Christians are often criticised for being out of touch with the culture around us; for not being up to speed on current issues, view points and worldviews. Sometimes this is a valid criticism, sometimes not. We have many people in the Australian Christian community who are engaging with our culture all the time and in very thoughtful ways through blogs or TV or social media. They have their finger on the pulse. They know what’s going on. Unfortunately we also have those who misread the cultural climate.

But engaging with culture can be exhausting. Although I believe we need to keep in touch with our culture, I personally have found myself needing a break from the evening news, as I was becoming weighed down by the horrible things going on in the world. 

I do get news through my Facebook newsfeed. But the danger here is that I can block the news I don’t want to see. I try to maintain a balance between Christian and non-Christian; politically liberal and conservative, satire and serious. I am conscious that this filtering biases the culture I consume and can skew my perception of the world if I only read Christian things, or if I only read left-leaning political critiques. 

But there comes a point where I don’t want to be scrolling through Facebook to be ambushed by graphic photos of aborted babies, Islamic State beheadings, or articles that are hateful towards different groups or religions (including Christians) and I will unfollow or block things like that if they get shared too often. 

I know I’m not alone in using Facebook for my daily news, or in using these features to edit the news I see. So what are we to do? How do we stay informed so that we understand the perspectives of the people outside of our Christian circles who we want to reach with the gospel, or at the very least be able to have conversations with about current events and culture?

First, I think we should broaden the news we see. Perhaps we have a friend on Facebook that we have blocked or unfollowed because they post things we disagree with politically, or socially. Why not refollow them? We can adjust how much we see from them so that if they are posting articles a couple of times a day we don’t see every single one. Introducing some variety into our media diets is a good thing! We wouldn’t just eat the same thing every day, so why consume the same media from the same sources every day?

Second, on a similar note, we should ensure that we are hearing from diverse voices.

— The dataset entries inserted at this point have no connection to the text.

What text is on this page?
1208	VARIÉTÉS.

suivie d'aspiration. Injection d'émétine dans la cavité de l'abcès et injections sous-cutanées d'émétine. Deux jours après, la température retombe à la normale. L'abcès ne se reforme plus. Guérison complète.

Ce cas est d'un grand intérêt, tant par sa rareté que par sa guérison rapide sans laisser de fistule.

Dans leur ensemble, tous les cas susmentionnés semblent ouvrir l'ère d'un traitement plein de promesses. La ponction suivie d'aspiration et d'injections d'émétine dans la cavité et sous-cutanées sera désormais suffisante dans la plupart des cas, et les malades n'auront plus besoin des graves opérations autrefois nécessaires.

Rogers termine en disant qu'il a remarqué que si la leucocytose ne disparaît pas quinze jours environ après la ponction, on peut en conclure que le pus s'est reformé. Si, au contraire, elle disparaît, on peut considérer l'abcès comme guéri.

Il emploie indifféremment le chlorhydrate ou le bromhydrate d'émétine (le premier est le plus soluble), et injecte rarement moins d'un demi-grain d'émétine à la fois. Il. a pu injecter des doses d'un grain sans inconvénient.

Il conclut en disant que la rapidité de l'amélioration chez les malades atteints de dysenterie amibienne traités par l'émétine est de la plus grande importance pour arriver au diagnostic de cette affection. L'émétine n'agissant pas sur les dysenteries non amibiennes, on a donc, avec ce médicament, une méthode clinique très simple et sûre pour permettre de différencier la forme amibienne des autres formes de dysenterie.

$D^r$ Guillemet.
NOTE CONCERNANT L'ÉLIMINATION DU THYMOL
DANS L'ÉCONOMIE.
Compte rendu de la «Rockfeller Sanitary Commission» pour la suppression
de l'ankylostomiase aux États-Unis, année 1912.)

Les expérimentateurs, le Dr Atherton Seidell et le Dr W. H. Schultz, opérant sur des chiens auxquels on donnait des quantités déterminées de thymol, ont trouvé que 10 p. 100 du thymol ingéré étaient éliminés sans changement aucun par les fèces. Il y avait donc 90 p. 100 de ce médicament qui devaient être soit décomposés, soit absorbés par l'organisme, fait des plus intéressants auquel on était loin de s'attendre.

I’m not so much talking about different political or religious viewpoints here—more ethnic, socio-economic status, disability/illness, gender and age. As Christians, how often do we listen to people who aren’t middle-aged, straight, white males? Of course there are people in this group who have things to say. But most of the world is not in that demographic, and we ought to listen to other groups too. 

This might mean deliberately seeking out blogs, organisations, podcasts or TV that feature input from people who are different from us. It will be worth it! It will expand our horizons and give us a window into how other people experience the world. It will enlarge our empathy and our ability to imagine ourselves in someone else’s shoes. It will remind us that things aren’t always black and white. It will help us to find where the gospel intersects with the worldview of people who are different to us, and enable us to do a better job of becoming “all things to all men” (1 Cor 9:19-23).

Third, we need to think critically about the culture we consume. We need wisdom in order to make the decisions I was talking about above. We need to not just read, watch or listen to things—we need to engage with them. Otherwise we can find ourselves taken captive by ideas that have little to do with God’s Word and godly living. Colossians 2:6-8 warns of this very thing: 

See to it that no one takes you captive through hollow and deceptive philosophy, which depends on human tradition and the elemental spiritual forces of this world rather than on Christ.

This applies both to secular and to Christian culture. Not everything is going to be beneficial to be thinking about for prolonged periods of time. Thinking critically about what we expose ourselves to ensures that we aren’t just soaking up the attitudes being communicated to us, but are engaging with it, testing it by the Scriptures and evaluating its strengths and weaknesses.

I often find that social justice movements are better at this than we are. For example, feminism (whatever opinion you may have about it) is very good at looking at our culture and seeing what demeans women and takes away their dignity. Intersectional feminism is good at seeing the intersections between multiple facets of society which are disadvantaged and showing why this is. Similarly, racial equality movements are very good at seeing what is implicitly or accidentally racist in our culture. Similarly, Christians ought to be good at looking at secular and Christian culture and seeing what contributes to biblical and godly living, and what does not. Not only that, but we should also be looking for what gives us gospel opportunities through themes or topics that arise in the media we engage with.

I’d love for you to join me in seeking to do these things better. Let’s not get taken captive by philosophies of human tradition, but let’s not ignore our culture either. In doing these things I hope that we might be better equipped not only to engage with our culture, but also to engage our neighbours in their perspectives and meet them with the gospel.